Como propaganda política, o tema é também uma resposta à sociedade. Nos últimos anos, os ecos da década de 1960 advém com novos formatos, reivindicando a posse sobre o próprio corpo – esse corpo, tão ultrajado pelos agressores. As vozes dos movimentos anti-opressão crescem com a internet. É uma resposta a tudo isso. Mas também é uma máscara: não devemos acreditar a benevolência do governo e nos esquecermos dos ataques cruciais que estão fazendo, desde as leis que dificultam o aborto, que ocorreu em um dia desses, até o corte de verbas da pasta de mulheres, que ocorreu assim que a Dilma assumiu o primeiro governo.

Mas foi, de fato, importante. Foram milhões sendo obrigados a refletir sobre um tema silenciado. Talvez o tema desse ano funcione como um pequeno degrau para aquela mulher que, além de trabalhar, cuidar da casa, dos filhos, tendo pouquíssimo ou nenhum tempo para estudar, sofre agressões contínuas – um pequeno degrau para a desnaturalização dessa e para quem sabe até sua própria nota no ENEM.

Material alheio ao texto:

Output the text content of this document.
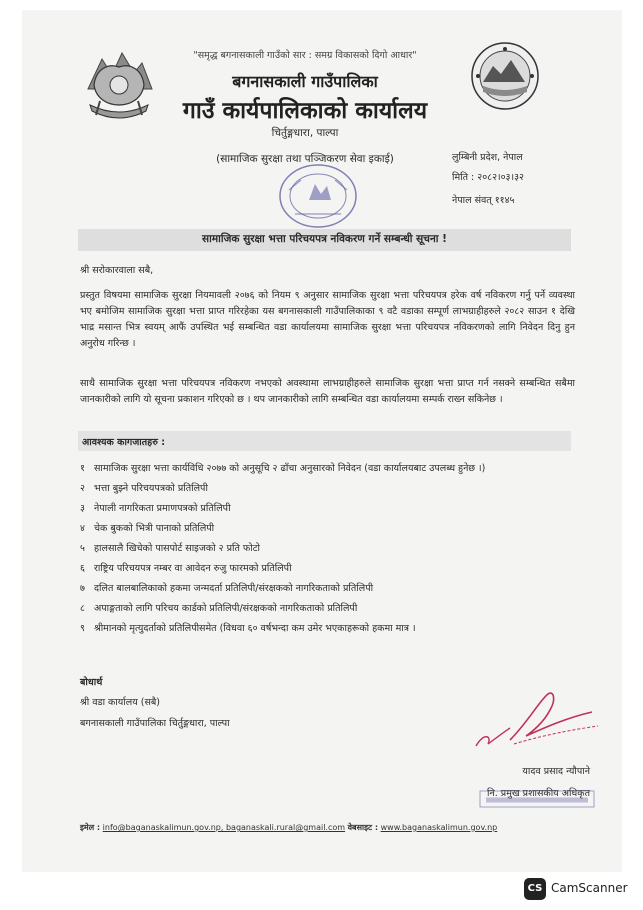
"समृद्ध बगनासकाली गाउँको सार : समग्र विकासको दिगो आधार"
बगनासकाली गाउँपालिका
गाउँ कार्यपालिकाको कार्यालय
चिर्तुङ्गधारा, पाल्पा
(सामाजिक सुरक्षा तथा पञ्जिकरण सेवा इकाई)	लुम्बिनी प्रदेश, नेपाल
मिति : २०८२।०३।३२
नेपाल संवत् ११४५
सामाजिक सुरक्षा भत्ता परिचयपत्र नविकरण गर्ने सम्बन्धी सूचना !
श्री सरोकारवाला सबै,
प्रस्तुत विषयमा सामाजिक सुरक्षा नियमावली २०७६ को नियम ९ अनुसार सामाजिक सुरक्षा भत्ता परिचयपत्र हरेक वर्ष नविकरण गर्नु पर्ने व्यवस्था भए बमोजिम सामाजिक सुरक्षा भत्ता प्राप्त गरिरहेका यस बगनासकाली गाउँपालिकाका ९ वटै वडाका सम्पूर्ण लाभग्राहीहरुले २०८२ साउन १ देखि भाद्र मसान्त भित्र स्वयम् आफैं उपस्थित भई सम्बन्धित वडा कार्यालयमा सामाजिक सुरक्षा भत्ता परिचयपत्र नविकरणको लागि निवेदन दिनु हुन अनुरोध गरिन्छ ।
साथै सामाजिक सुरक्षा भत्ता परिचयपत्र नविकरण नभएको अवस्थामा लाभग्राहीहरुले सामाजिक सुरक्षा भत्ता प्राप्त गर्न नसक्ने सम्बन्धित सबैमा जानकारीको लागि यो सूचना प्रकाशन गरिएको छ । थप जानकारीको लागि सम्बन्धित वडा कार्यालयमा सम्पर्क राख्न सकिनेछ ।
आवश्यक कागजातहरु :
१ सामाजिक सुरक्षा भत्ता कार्यविधि २०७७ को अनुसूचि २ ढाँचा अनुसारको निवेदन (वडा कार्यालयबाट उपलब्ध हुनेछ ।)
२ भत्ता बुझ्ने परिचयपत्रको प्रतिलिपी
३ नेपाली नागरिकता प्रमाणपत्रको प्रतिलिपी
४ चेक बुकको भित्री पानाको प्रतिलिपी
५ हालसालै खिचेको पासपोर्ट साइजको २ प्रति फोटो
६ राष्ट्रिय परिचयपत्र नम्बर वा आवेदन रुजु फारमको प्रतिलिपी
७ दलित बालबालिकाको हकमा जन्मदर्ता प्रतिलिपी/संरक्षकको नागरिकताको प्रतिलिपी
८ अपाङ्गताको लागि परिचय कार्डको प्रतिलिपी/संरक्षकको नागरिकताको प्रतिलिपी
९ श्रीमानको मृत्युदर्ताको प्रतिलिपीसमेत (विधवा ६० वर्षभन्दा कम उमेर भएकाहरूको हकमा मात्र ।
बोधार्थ
श्री वडा कार्यालय (सबै)
बगनासकाली गाउँपालिका चिर्तुङ्गधारा, पाल्पा
यादव प्रसाद न्यौपाने
नि. प्रमुख प्रशासकीय अधिकृत
इमेल : info@baganaskalimun.gov.np, baganaskali.rural@gmail.com वेबसाइट : www.baganaskalimun.gov.np
CS CamScanner
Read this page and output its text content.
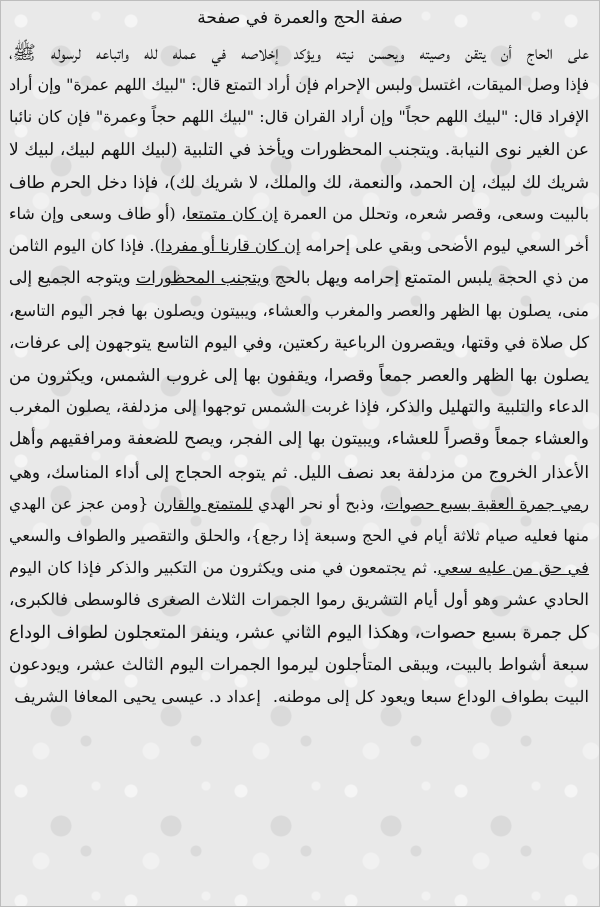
صفة الحج والعمرة في صفحة
على الحاج أن يتقن وصيته ويحسن نيته ويؤكد إخلاصه في عمله لله واتباعه لرسوله ﷺ،
فإذا وصل الميقات، اغتسل ولبس الإحرام فإن أراد التمتع قال: "لبيك اللهم عمرة" وإن أراد
الإفراد قال: "لبيك اللهم حجاً" وإن أراد القران قال: "لبيك اللهم حجاً وعمرة" فإن كان نائبا
عن الغير نوى النيابة. ويتجنب المحظورات ويأخذ في التلبية (لبيك اللهم لبيك، لبيك لا
شريك لك لبيك، إن الحمد، والنعمة، لك والملك، لا شريك لك)، فإذا دخل الحرم طاف
بالبيت وسعى، وقصر شعره، وتحلل من العمرة إن كان متمتعا، (أو طاف وسعى وإن شاء
أخر السعي ليوم الأضحى وبقي على إحرامه إن كان قارنا أو مفردا). فإذا كان اليوم الثامن
من ذي الحجة يلبس المتمتع إحرامه ويهل بالحج ويتجنب المحظورات ويتوجه الجميع إلى
منى، يصلون بها الظهر والعصر والمغرب والعشاء، ويبيتون ويصلون بها فجر اليوم التاسع،
كل صلاة في وقتها، ويقصرون الرباعية ركعتين، وفي اليوم التاسع يتوجهون إلى عرفات،
يصلون بها الظهر والعصر جمعاً وقصرا، ويقفون بها إلى غروب الشمس، ويكثرون من
الدعاء والتلبية والتهليل والذكر، فإذا غربت الشمس توجهوا إلى مزدلفة، يصلون المغرب
والعشاء جمعاً وقصراً للعشاء، ويبيتون بها إلى الفجر، ويصح للضعفة ومرافقيهم وأهل
الأعذار الخروج من مزدلفة بعد نصف الليل. ثم يتوجه الحجاج إلى أداء المناسك، وهي
رمي جمرة العقبة بسبع حصوات، وذبح أو نحر الهدي للمتمتع والقارن {ومن عجز عن الهدي
منها فعليه صيام ثلاثة أيام في الحج وسبعة إذا رجع}، والحلق والتقصير والطواف والسعي
في حق من عليه سعي. ثم يجتمعون في منى ويكثرون من التكبير والذكر فإذا كان اليوم
الحادي عشر وهو أول أيام التشريق رموا الجمرات الثلاث الصغرى فالوسطى فالكبرى،
كل جمرة بسبع حصوات، وهكذا اليوم الثاني عشر، وينفر المتعجلون لطواف الوداع
سبعة أشواط بالبيت، ويبقى المتأجلون ليرموا الجمرات اليوم الثالث عشر، ويودعون
البيت بطواف الوداع سبعا ويعود كل إلى موطنه.إعداد د. عيسى يحيى المعافا الشريف
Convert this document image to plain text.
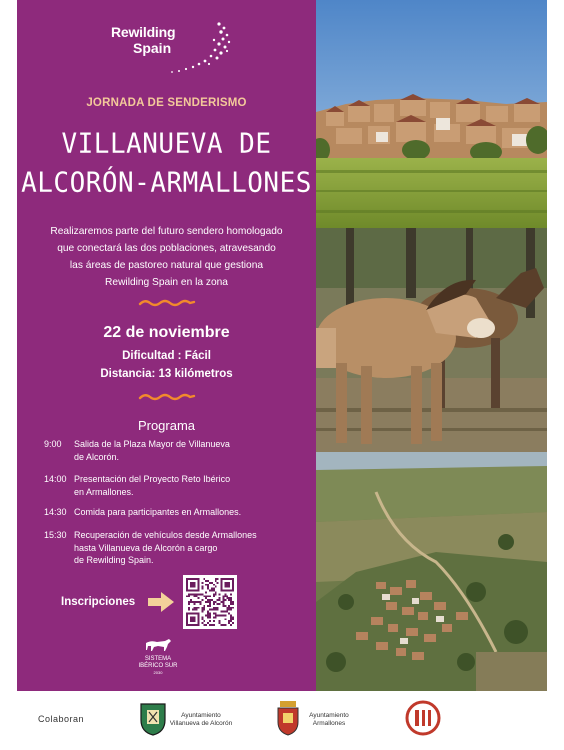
Rewilding
Spain
JORNADA DE SENDERISMO
VILLANUEVA DE
ALCORÓN-ARMALLONES
Realizaremos parte del futuro sendero homologado
que conectará las dos poblaciones, atravesando
las áreas de pastoreo natural que gestiona
Rewilding Spain en la zona
22 de noviembre
Dificultad : Fácil
Distancia: 13 kilómetros
Programa
9:00	Salida de la Plaza Mayor de Villanueva
de Alcorón.
14:00 Presentación del Proyecto Reto Ibérico
en Armallones.
14:30 Comida para participantes en Armallones.
15:30 Recuperación de vehículos desde Armallones
hasta Villanueva de Alcorón a cargo
de Rewilding Spain.
Inscripciones
SISTEMA
IBÉRICO SUR
2030
Colaboran	Ayuntamiento
Villanueva de Alcorón
Ayuntamiento
Armallones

Foi importante também, pois explicita a existência inegável da violência contra mulher, como também a sua permanência, impossibilita, ao contrário de parte dos temas, qualquer negação dos fatos. Caso alguém o tente, usufruindo talvez de citações como a de Nelson Rodrigues (“Toda mulher gosta de apanhar”), facilmente isso será caracterizado como ataque aos direitos humanos, levando à anulação do texto e à nota zero. Falta de argumento de homens que simplesmente não conseguem enxergar o problema fora dos termos “vitimização” e da “agressão merecida” e tangência do tema, ao responder que a violência, na verdade, não existe, também serão problemas correntes.

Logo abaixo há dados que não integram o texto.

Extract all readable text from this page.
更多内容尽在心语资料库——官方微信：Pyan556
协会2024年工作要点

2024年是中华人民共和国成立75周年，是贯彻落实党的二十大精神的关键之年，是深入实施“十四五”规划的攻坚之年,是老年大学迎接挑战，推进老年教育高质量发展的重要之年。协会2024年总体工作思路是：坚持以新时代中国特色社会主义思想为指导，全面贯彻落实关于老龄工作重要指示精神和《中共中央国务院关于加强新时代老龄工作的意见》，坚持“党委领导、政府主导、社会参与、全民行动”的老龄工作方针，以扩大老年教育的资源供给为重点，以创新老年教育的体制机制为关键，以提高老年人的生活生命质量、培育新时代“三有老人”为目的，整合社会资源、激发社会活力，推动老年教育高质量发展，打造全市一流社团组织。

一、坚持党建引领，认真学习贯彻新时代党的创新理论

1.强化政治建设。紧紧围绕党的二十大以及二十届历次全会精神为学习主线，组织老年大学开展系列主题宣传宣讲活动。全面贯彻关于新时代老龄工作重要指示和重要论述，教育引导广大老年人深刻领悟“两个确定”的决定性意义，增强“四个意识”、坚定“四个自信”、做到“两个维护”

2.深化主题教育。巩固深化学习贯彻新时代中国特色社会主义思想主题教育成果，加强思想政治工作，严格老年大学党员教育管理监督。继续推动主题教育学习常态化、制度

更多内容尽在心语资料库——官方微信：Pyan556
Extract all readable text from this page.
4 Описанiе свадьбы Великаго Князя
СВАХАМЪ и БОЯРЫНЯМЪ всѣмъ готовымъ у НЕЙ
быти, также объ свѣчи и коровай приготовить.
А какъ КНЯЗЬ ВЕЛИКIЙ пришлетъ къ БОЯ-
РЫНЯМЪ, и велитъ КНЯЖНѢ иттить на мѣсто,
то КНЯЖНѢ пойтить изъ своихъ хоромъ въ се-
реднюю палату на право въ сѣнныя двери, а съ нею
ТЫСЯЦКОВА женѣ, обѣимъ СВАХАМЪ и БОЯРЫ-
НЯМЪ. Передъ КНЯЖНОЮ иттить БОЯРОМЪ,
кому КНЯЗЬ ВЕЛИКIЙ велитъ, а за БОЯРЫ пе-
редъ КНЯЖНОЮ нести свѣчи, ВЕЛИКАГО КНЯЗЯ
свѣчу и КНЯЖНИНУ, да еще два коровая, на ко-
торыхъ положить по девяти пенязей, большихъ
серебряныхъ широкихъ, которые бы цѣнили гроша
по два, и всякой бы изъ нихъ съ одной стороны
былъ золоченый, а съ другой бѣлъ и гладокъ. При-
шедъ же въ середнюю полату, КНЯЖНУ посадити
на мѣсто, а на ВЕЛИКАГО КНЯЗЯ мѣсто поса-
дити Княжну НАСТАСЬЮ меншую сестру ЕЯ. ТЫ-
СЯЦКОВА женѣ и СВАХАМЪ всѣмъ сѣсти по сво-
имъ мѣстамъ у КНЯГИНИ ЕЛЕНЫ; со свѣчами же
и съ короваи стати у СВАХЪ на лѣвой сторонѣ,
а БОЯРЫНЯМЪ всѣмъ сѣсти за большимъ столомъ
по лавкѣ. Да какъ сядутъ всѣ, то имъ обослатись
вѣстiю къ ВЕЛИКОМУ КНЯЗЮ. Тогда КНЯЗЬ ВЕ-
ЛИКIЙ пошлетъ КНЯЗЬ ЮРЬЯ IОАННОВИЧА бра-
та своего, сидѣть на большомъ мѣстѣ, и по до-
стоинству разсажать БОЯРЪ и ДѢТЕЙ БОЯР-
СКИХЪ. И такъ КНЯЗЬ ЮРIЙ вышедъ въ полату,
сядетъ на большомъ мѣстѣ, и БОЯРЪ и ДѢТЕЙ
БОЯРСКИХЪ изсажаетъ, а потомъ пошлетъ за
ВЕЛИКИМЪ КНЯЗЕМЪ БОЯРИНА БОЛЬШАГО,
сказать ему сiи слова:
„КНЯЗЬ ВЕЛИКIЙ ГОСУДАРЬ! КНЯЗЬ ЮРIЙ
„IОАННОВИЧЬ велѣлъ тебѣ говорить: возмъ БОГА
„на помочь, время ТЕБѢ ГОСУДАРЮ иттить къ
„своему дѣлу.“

A frase-tema, de fato, não põe em debate a violência: ela a afirma. Ainda que estudantes bem preparados, em escolas que têm essa redação como principal objetivo de existência (e não a discussão saudável, desenvolvimento do senso crítico, etc.) consigam burlar em algum grau o próprio machismo e criar tese e argumentos contrários às suas convicções, superando também seus próprios atos falhos, isso será bem mais difícil do que em temas como “Lei Seca” e “Olimpíadas” – e forçará os candidatos a escreverem aquilo que eles sempre ridicularizam.

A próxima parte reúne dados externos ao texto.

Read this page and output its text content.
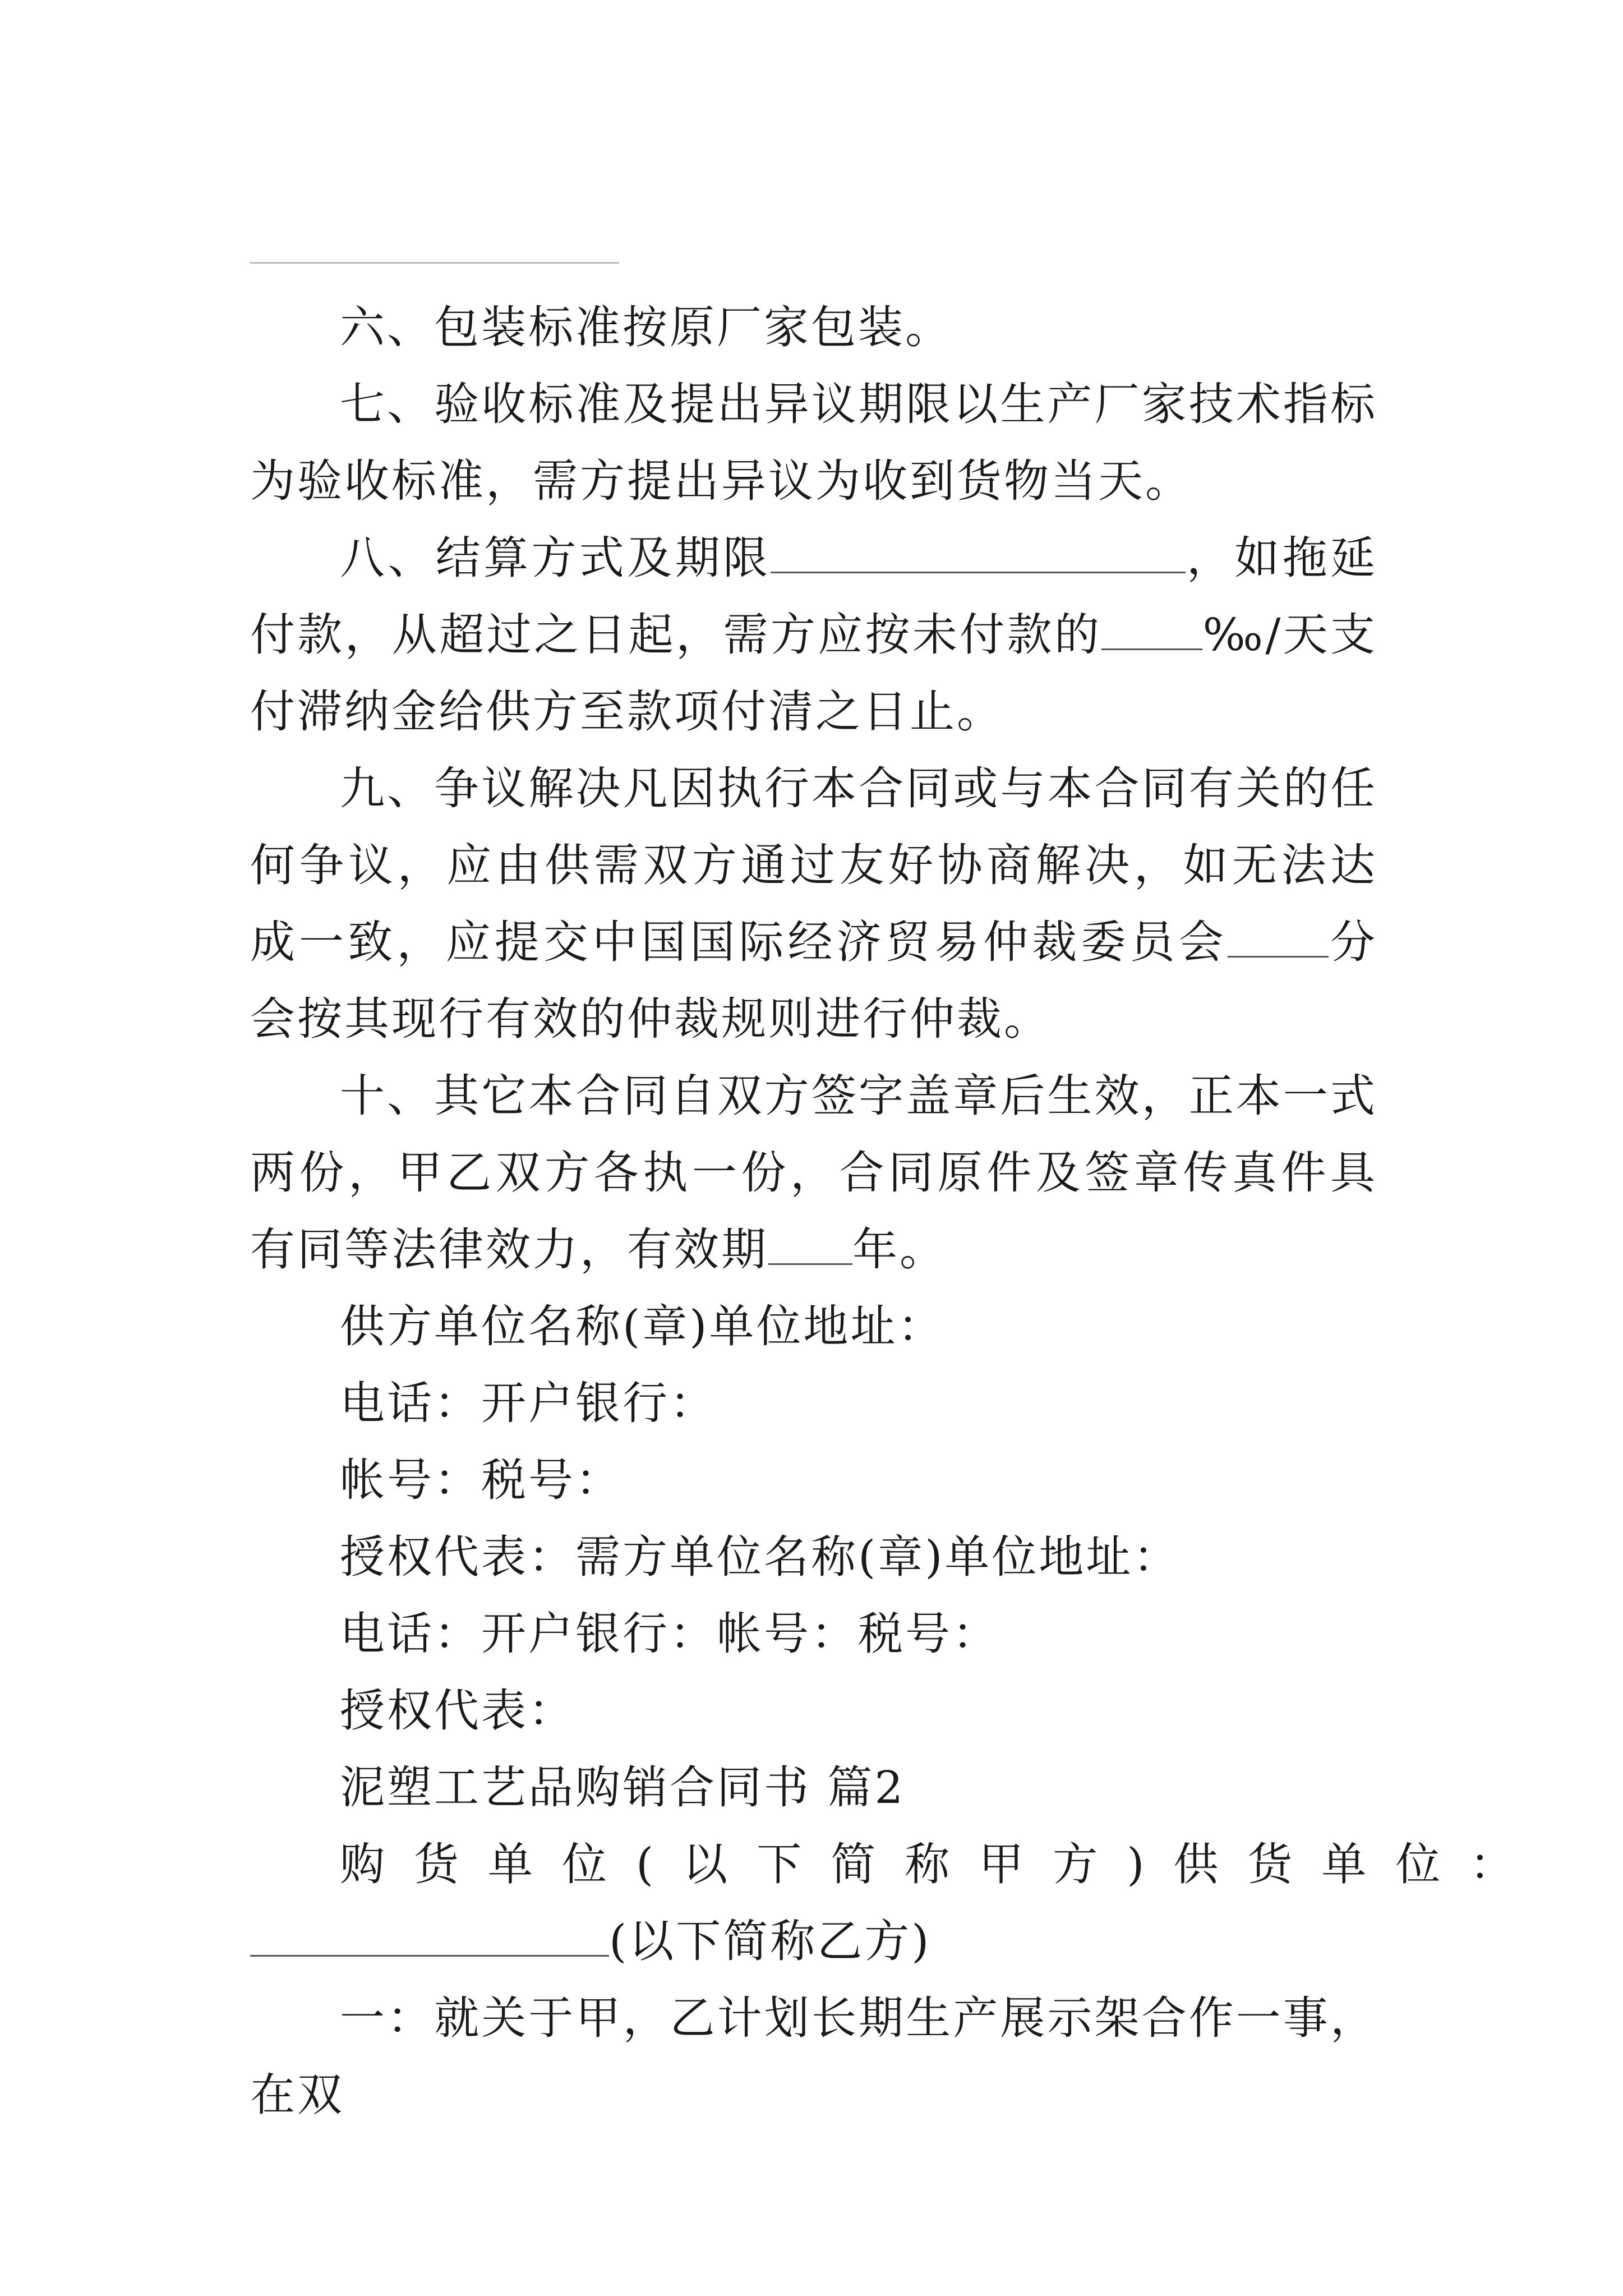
六、包装标准按原厂家包装。

七、验收标准及提出异议期限以生产厂家技术指标为验收标准，需方提出异议为收到货物当天。

八、结算方式及期限	，如拖延付款，从超过之日起，需方应按未付款的 ‰/天支付滞纳金给供方至款项付清之日止。

九、争议解决凡因执行本合同或与本合同有关的任何争议，应由供需双方通过友好协商解决，如无法达成一致，应提交中国国际经济贸易仲裁委员会 分会按其现行有效的仲裁规则进行仲裁。

十、其它本合同自双方签字盖章后生效，正本一式两份，甲乙双方各执一份，合同原件及签章传真件具有同等法律效力，有效期 年。

供方单位名称(章)单位地址：

电话：开户银行：

帐号：税号：

授权代表：需方单位名称(章)单位地址：

电话：开户银行：帐号：税号：

授权代表：

泥塑工艺品购销合同书 篇2

购货单位(以下简称甲方)供货单位：

(以下简称乙方)

一：就关于甲，乙计划长期生产展示架合作一事，在双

Entendemos que, então, dessa vez não será apenas a classe trabalhadora mais pobre, que não tem acesso a cursos pré-vestibulares e escolas de qualidade, que vai ficar de fora do ENEM. Parece que os machistas também não passarão. Assim, ainda que com todos os poréns, o tema do ENEM 2016 é uma vitória das mulheres: em última instância, ao menos, nas próximas calouradas, haverá menos machistas participando.